手持ち資金の運用方針~私の場合(つづき)

●STEP3:運用方針の検討

前回、STEP1手持ち資金の現状把握→STEP2余資の把握まで説明しましたので、今回はそのつづきとして運用方針について書いていきます。

まず、一般的な考慮事項として以下2点を頭に置いておきます。

①資金の流動性
 運用の結果、運用資金の引き出し(使用)に制限がかかることがあれば、日々の生活費等に困ることもあり得ます。そのような事態にならないよう予め留意します。

②リターン=リスク
 リターンを得ようとすればその裏でリスクをとっていることを理解しておきます。「うまい話には裏がある」「虎穴に入らずんば虎子を得ず」ということわざがあるとおり、リターンとリスクは表裏一体の関係にあります。いたずらにリスクを恐れるということではなく、リターンの裏側にあるリスクを理解し、採り得る回避策をとることでリスクをコントロールします。

以上を踏まえ、私の場合、独立開業から間もないこともあり、今時点の運用としては、余資についても一定程度、資金の流動性を確保しておきたいことから、STEP2で算出した余資3,000千円のうち半分1,500千円を預入期間3年の定期預金とします。
定期預金は預入期間満了前での解約も可能ですし、この場合、約定金利を放棄することにはなりますが、元本割れはしないため、低リスクで流動性に優れます。

残る1,500千円はリターンを狙ってiDeCoで運用します。
リターンの裏側にあるリスクとして、iDeCo内で運用する商品の価格変動リスク(タイミングによっては元本割れもあり得ます)があるため、リスク回避策として長期分散投資を行います。
iDeCoでは運用する商品を選択できるため、世界中の株式、債券等を投資対象とするものを選び、分散投資とします。
また、iDeCoは、60歳まで引き出しできない定額積み立てのため、結果として長期投資となります。

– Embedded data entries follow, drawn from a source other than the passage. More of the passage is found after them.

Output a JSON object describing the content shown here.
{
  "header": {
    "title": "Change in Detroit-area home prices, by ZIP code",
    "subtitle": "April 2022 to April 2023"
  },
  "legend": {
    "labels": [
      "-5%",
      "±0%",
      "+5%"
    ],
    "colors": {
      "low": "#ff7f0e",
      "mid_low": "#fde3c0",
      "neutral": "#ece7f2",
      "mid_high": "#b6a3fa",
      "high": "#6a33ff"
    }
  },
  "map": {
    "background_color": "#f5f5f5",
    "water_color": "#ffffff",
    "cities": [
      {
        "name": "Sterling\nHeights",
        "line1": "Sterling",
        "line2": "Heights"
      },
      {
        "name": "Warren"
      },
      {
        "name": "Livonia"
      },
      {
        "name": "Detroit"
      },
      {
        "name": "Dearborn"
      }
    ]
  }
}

これら運用の結果、手持ち資金の状況は以下のように変わります。

手持ち資金9,000千円全体の加重平均利率(②の合計欄)は0.30%から1.42%に上昇し、期待年利(③の合計欄)は27千円から128千円に増加しています。
期待年利の差額約100千円で買えるものを考えるとその差は小さくないです。

まとめ

2回にわたって近年のインフレを踏まえた余資運用について書いてきました。

そのポイントは、

①手持ち資金の現状を把握し、余資を算出する

②余資運用にあたっては、資金の流動性、リターン(その裏側にあるリスク)を考慮する

③想定されるリスクには予め回避策をとっておく

となります。

それぞれの方の置かれた状況によってベスト、ベターな運用は違ってきますが、その場合であっても今回、お示しした考え方の筋道は参考になるかと思います。


何かしら気づきがあったという方は、ご自身のケースにあてはめてみてください。

なお、お示しした運用商品、各数値は私の実際の事例そのものではなく、考え方を説明するための仮ベースのものである点、ご承知おきください。